The El Inglés mine is a copper mine located in O'Higgins Region, Chile, 15 km northwest of the city of Rancagua. It is the oldest deposit in the Chancón mining district.

The mine is located in the Farellones Formation and consists of a vein system from which copper is extracted, as well as gold and tin in smaller quantities. It covers an area of approximately ten hectares and is located between the Anita and La Mina ravines, on the northeastern slopes of a massif of the Chilean Coast Range.

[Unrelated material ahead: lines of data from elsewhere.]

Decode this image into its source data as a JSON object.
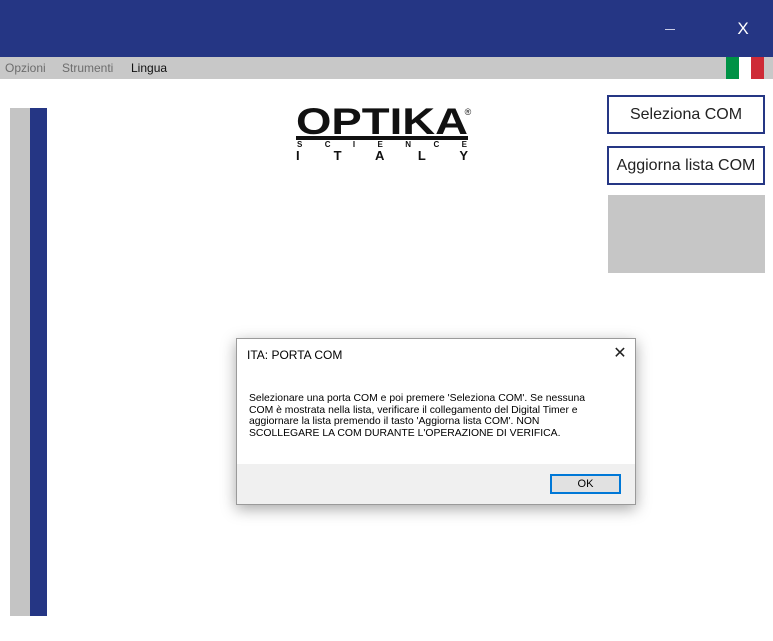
{
  "titlebar": {
    "minimize_label": "−",
    "close_label": "X",
    "color": "#253684"
  },
  "menu": {
    "items": [
      {
        "label": "Opzioni"
      },
      {
        "label": "Strumenti"
      },
      {
        "label": "Lingua"
      }
    ]
  },
  "flag": {
    "icon": "italian-flag-icon",
    "colors": [
      "#009246",
      "#ffffff",
      "#ce2b37"
    ]
  },
  "logo": {
    "brand": "OPTIKA",
    "registered": "®",
    "line2": "S C I E N C E",
    "line3": "I T A L Y"
  },
  "side": {
    "select_label": "Seleziona COM",
    "refresh_label": "Aggiorna lista COM"
  },
  "dialog": {
    "title": "ITA: PORTA COM",
    "close_label": "✕",
    "message_lines": [
      "Selezionare una porta COM e poi premere 'Seleziona COM'. Se nessuna",
      "COM è mostrata nella lista, verificare il collegamento del Digital Timer e",
      "aggiornare la lista premendo il tasto 'Aggiorna lista COM'. NON",
      "SCOLLEGARE LA COM DURANTE L'OPERAZIONE DI VERIFICA."
    ],
    "ok_label": "OK"
  },
  "colors": {
    "accent": "#253684",
    "bar_gray": "#c4c4c4",
    "focus_blue": "#0078d7"
  }
}
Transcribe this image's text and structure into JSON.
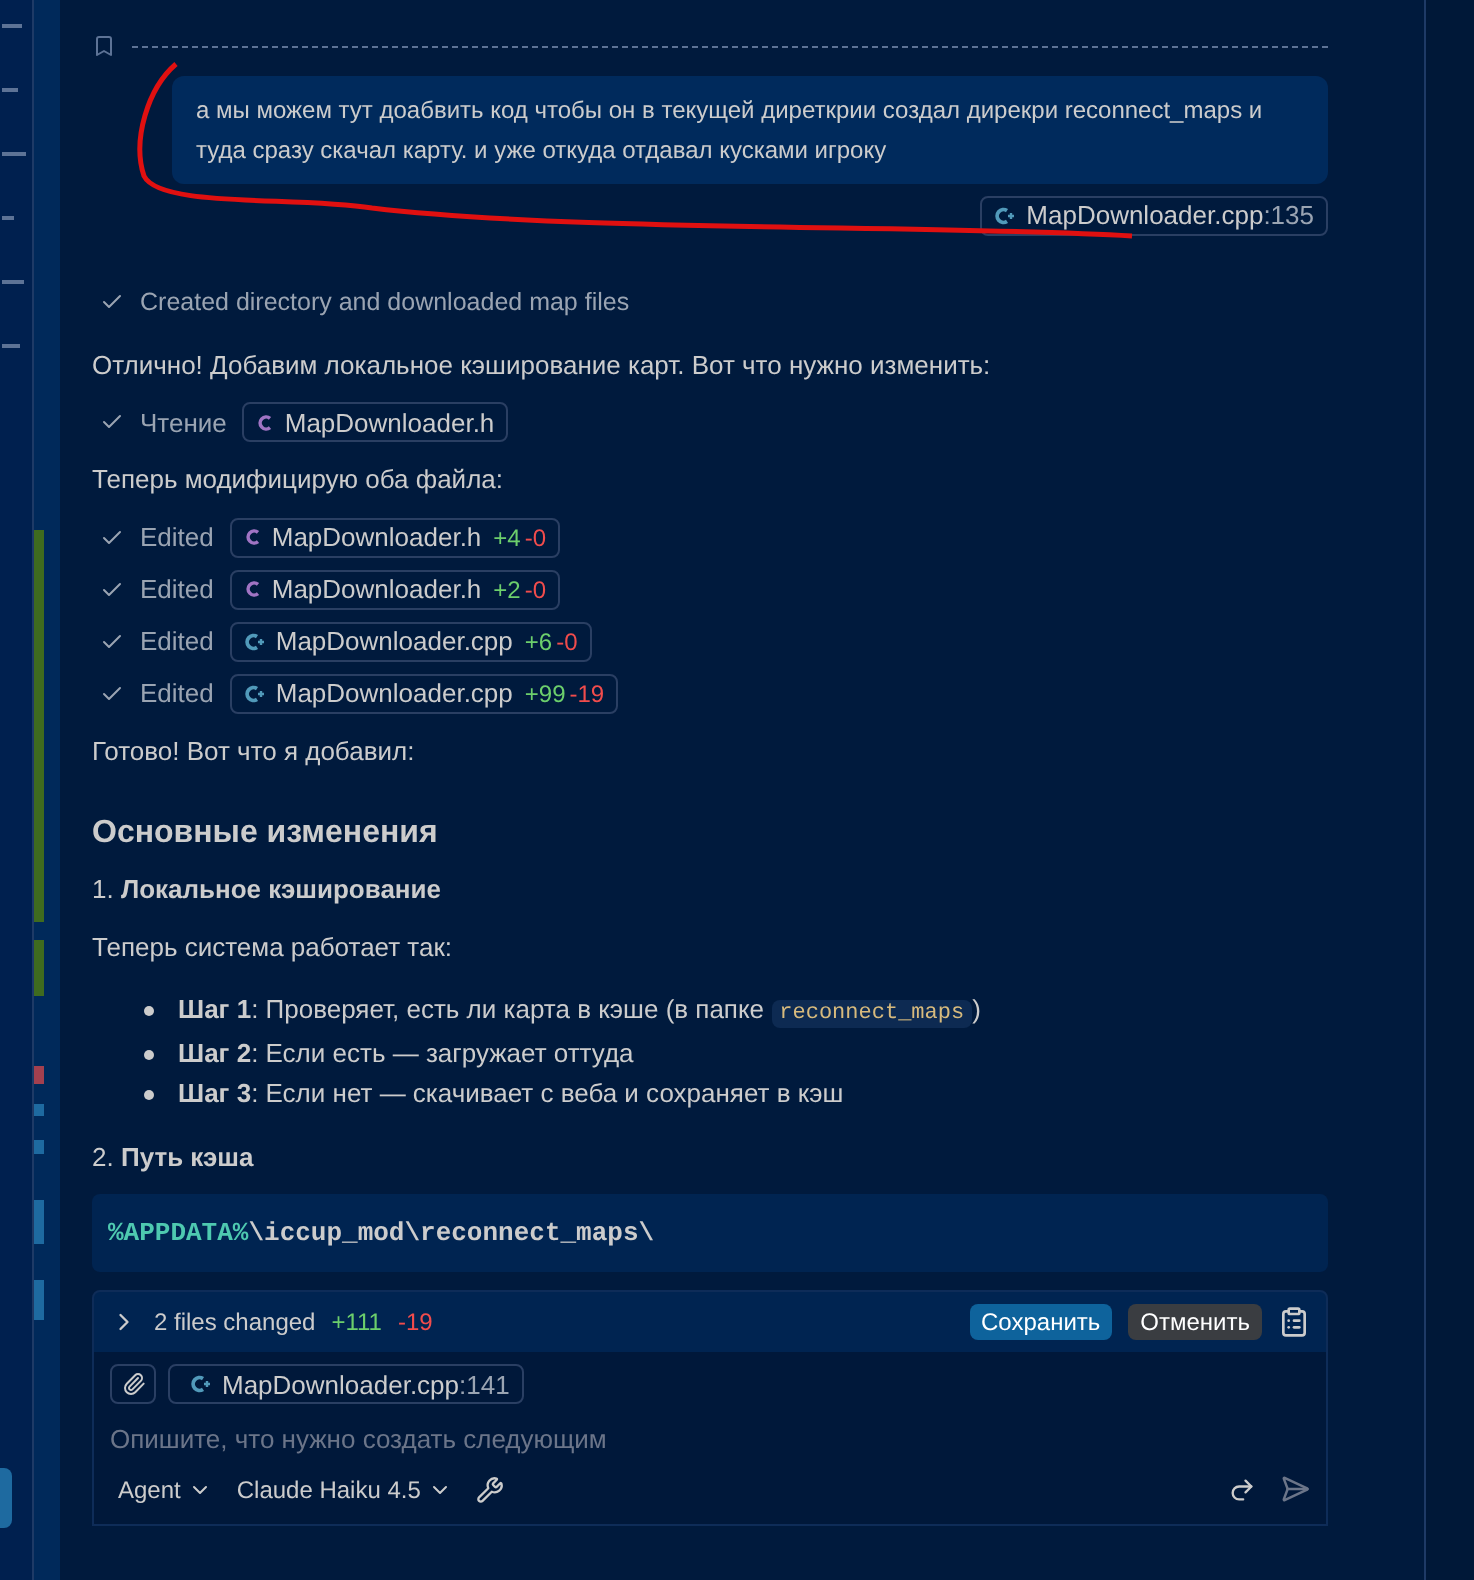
{
  "user_message": {
    "text": "а мы можем тут доабвить код чтобы он в текущей диреткрии создал дирекри reconnect_maps и туда сразу скачал карту. и уже откуда отдавал кусками игроку",
    "file_ref": {
      "name": "MapDownloader.cpp",
      "line": ":135",
      "kind": "cpp"
    }
  },
  "content": [
    {
      "kind": "status",
      "text": "Created directory and downloaded map files"
    },
    {
      "kind": "paragraph",
      "text": "Отлично! Добавим локальное кэширование карт. Вот что нужно изменить:"
    },
    {
      "kind": "tool",
      "label": "Чтение",
      "file": {
        "name": "MapDownloader.h",
        "kind": "h"
      }
    },
    {
      "kind": "paragraph",
      "text": "Теперь модифицирую оба файла:"
    },
    {
      "kind": "tool",
      "label": "Edited",
      "file": {
        "name": "MapDownloader.h",
        "kind": "h"
      },
      "added": "+4",
      "removed": "-0"
    },
    {
      "kind": "tool",
      "label": "Edited",
      "file": {
        "name": "MapDownloader.h",
        "kind": "h"
      },
      "added": "+2",
      "removed": "-0"
    },
    {
      "kind": "tool",
      "label": "Edited",
      "file": {
        "name": "MapDownloader.cpp",
        "kind": "cpp"
      },
      "added": "+6",
      "removed": "-0"
    },
    {
      "kind": "tool",
      "label": "Edited",
      "file": {
        "name": "MapDownloader.cpp",
        "kind": "cpp"
      },
      "added": "+99",
      "removed": "-19"
    },
    {
      "kind": "paragraph",
      "text": "Готово! Вот что я добавил:"
    },
    {
      "kind": "heading",
      "text": "Основные изменения"
    },
    {
      "kind": "numbered",
      "number": "1.",
      "text": "Локальное кэширование"
    },
    {
      "kind": "paragraph",
      "text": "Теперь система работает так:"
    },
    {
      "kind": "bullets",
      "items": [
        {
          "label": "Шаг 1",
          "text": ": Проверяет, есть ли карта в кэше (в папке ",
          "code": "reconnect_maps",
          "text_after": ")"
        },
        {
          "label": "Шаг 2",
          "text": ": Если есть — загружает оттуда"
        },
        {
          "label": "Шаг 3",
          "text": ": Если нет — скачивает с веба и сохраняет в кэш"
        }
      ]
    },
    {
      "kind": "numbered",
      "number": "2.",
      "text": "Путь кэша"
    },
    {
      "kind": "code",
      "text": "%APPDATA%\\iccup_mod\\reconnect_maps\\"
    }
  ],
  "changes_bar": {
    "summary": "2 files changed",
    "added": "+111",
    "removed": "-19",
    "buttons": [
      {
        "label": "Сохранить",
        "kind": "primary"
      },
      {
        "label": "Отменить",
        "kind": "secondary"
      }
    ]
  },
  "input": {
    "context_file": {
      "name": "MapDownloader.cpp",
      "line": ":141",
      "kind": "cpp"
    },
    "placeholder": "Опишите, что нужно создать следующим",
    "mode": "Agent",
    "model": "Claude Haiku 4.5"
  }
}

It was owned by the National Mining Enterprise in the 1970s. In 1975, the El Inglés treatment plant began operations through the mining contract company Minera El Inglés. Beginning in 1984, the company was acquired by CEMIN and processed its own and purchased gold ores using the flotation process until 1998. On December 29, 2011, the Graneros Mining Company acquired the company, changing its corporate name to Compañía Minera El Inglés on March 19, 2012. The mine was fined by National Geology and Mining Service in 2016 for illegally raising the walls of its tailings dam.

In the 1950s, the film Llampo de sangre (lit. "Flash of Blood") was filmed at the mine, based on the novel of the same name by Oscar Castro, a local man from Rancagua.